Three blue helmets serving with the joint United Nations-African Union force (UNAMID) in Sudan’s Darfur region were killed last night in an ambush at a camp for internally displaced persons (IDPs), the mission confirmed today.
The soldiers were part of a regular night patrol that was ambushed by a group of unidentified armed men about 8:15 p.m. in Zam Zam, a large IDP camp just beyond the outskirts of El Fasher, the capital of North Darfur state.
The names and nationalities of the slain peacekeepers have not yet been released, but UNAMID said two were soldiers and one was a police adviser. Six other peacekeepers were injured in the ambush, three of them seriously, while one of the assailants was also killed.

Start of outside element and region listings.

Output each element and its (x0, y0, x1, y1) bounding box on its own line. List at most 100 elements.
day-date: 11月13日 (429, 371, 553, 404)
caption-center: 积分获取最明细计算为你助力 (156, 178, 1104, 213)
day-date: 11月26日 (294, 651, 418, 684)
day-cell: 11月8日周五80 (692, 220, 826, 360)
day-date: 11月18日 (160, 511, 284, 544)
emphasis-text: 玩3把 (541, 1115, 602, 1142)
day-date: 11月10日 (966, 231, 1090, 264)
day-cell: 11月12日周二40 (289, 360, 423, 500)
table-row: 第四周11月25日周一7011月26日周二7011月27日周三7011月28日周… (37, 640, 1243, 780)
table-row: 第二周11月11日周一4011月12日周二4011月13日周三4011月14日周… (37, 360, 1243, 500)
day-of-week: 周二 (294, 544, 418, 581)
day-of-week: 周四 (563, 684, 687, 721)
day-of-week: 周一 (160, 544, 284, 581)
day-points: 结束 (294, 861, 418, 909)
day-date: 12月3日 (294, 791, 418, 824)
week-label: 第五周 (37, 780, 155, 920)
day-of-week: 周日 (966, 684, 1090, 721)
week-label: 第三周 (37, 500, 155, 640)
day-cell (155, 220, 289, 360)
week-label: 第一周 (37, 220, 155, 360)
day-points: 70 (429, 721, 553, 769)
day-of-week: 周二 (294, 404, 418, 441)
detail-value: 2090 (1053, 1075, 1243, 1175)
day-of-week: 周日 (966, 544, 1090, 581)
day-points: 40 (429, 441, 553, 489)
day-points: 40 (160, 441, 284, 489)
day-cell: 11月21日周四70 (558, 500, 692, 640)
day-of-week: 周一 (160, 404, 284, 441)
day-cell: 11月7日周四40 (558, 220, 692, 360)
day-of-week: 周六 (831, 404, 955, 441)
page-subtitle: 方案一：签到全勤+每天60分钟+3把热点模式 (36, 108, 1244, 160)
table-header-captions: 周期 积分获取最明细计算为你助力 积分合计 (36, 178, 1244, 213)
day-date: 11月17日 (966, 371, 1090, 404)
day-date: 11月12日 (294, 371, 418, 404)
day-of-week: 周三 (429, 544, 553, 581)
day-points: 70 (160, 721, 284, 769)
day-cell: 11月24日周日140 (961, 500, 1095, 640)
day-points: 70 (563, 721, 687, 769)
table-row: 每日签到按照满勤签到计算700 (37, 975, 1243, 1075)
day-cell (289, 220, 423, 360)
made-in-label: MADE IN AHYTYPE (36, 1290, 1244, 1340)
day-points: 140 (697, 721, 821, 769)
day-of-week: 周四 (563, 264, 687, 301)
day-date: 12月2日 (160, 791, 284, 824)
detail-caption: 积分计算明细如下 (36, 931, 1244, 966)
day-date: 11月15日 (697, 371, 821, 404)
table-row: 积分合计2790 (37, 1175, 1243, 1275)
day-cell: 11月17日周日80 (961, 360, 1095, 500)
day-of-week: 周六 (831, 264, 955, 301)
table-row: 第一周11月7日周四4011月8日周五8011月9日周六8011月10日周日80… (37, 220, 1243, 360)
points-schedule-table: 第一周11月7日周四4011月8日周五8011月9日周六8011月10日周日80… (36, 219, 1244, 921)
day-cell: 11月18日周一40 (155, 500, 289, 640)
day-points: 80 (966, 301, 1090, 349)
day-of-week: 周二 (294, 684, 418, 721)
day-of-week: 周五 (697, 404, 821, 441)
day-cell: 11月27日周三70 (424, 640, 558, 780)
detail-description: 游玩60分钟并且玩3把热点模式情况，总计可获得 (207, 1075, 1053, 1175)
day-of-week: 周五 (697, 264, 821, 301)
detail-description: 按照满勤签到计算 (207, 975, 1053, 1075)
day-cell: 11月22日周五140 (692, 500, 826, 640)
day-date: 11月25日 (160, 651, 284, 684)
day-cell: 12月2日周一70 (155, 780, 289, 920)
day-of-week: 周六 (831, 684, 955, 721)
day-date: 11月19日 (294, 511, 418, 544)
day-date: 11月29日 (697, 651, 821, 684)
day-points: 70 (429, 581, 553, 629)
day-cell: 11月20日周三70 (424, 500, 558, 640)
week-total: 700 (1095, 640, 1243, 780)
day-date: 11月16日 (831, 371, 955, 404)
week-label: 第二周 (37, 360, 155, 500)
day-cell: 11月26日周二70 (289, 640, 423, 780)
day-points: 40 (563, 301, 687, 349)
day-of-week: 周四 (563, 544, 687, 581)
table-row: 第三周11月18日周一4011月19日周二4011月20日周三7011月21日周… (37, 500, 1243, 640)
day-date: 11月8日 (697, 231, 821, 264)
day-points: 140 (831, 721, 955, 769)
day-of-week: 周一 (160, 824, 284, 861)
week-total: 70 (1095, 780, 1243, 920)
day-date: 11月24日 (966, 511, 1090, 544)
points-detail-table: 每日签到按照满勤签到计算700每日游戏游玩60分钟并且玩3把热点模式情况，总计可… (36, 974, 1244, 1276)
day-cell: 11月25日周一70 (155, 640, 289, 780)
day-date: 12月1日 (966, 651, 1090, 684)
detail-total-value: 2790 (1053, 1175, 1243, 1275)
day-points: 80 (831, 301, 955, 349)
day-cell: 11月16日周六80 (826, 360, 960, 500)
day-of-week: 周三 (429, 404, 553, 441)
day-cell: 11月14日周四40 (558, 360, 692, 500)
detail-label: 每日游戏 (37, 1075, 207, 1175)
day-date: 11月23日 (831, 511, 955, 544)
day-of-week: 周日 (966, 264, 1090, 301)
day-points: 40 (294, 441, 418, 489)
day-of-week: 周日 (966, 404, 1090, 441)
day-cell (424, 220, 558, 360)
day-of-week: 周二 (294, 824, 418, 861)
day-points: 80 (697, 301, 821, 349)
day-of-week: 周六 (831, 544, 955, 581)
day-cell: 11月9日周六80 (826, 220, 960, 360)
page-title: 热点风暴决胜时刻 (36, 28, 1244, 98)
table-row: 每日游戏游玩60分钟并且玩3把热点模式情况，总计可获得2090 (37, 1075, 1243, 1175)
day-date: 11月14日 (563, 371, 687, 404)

Ibrahim Gambari, the head of UNAMID, strongly condemned last night’s attack, noting that the peacekeepers had been trying to ensure security at Zam Zam. He called on Sudanese authorities to launch an immediate investigation to identify the perpetrators and bring them to justice.
“An attack on international peacekeepers is a war crime and we will ensure that justice will be served,” he said. “This deplorable incident will not deter UNAMID’s strong commitment to its mission to protect the people of Darfur.”
In a separate statement issued by his spokesperson, Secretary-General Ban Ki-moon strongly condemned the killings and offered his sympathies to the families of those killed.
Security Council members also voiced outrage, with Ambassador U. Joy Ogwu of Nigeria, which holds the rotating Council presidency this month, reading out a press statement in which the 15-member panel “stressed that there must be an end to impunity for those that attack peacekeepers.”
Yesterday’s attack occurred only two months after another UNAMID peacekeeper was slain, that time following an ambush in South Darfur. Thirty-three personnel from the mission have died as a result of hostile actions since it took over from an earlier AU peace force at the start of 2008, and many humanitarian workers have also been targeted in attacks by bandits or armed groups.
Darfur has been wracked with conflict since 2003, pitting Government forces and allied militiamen against rebel groups. Millions of civilians have been either internally displaced or forced to seek refuge in neighbouring countries.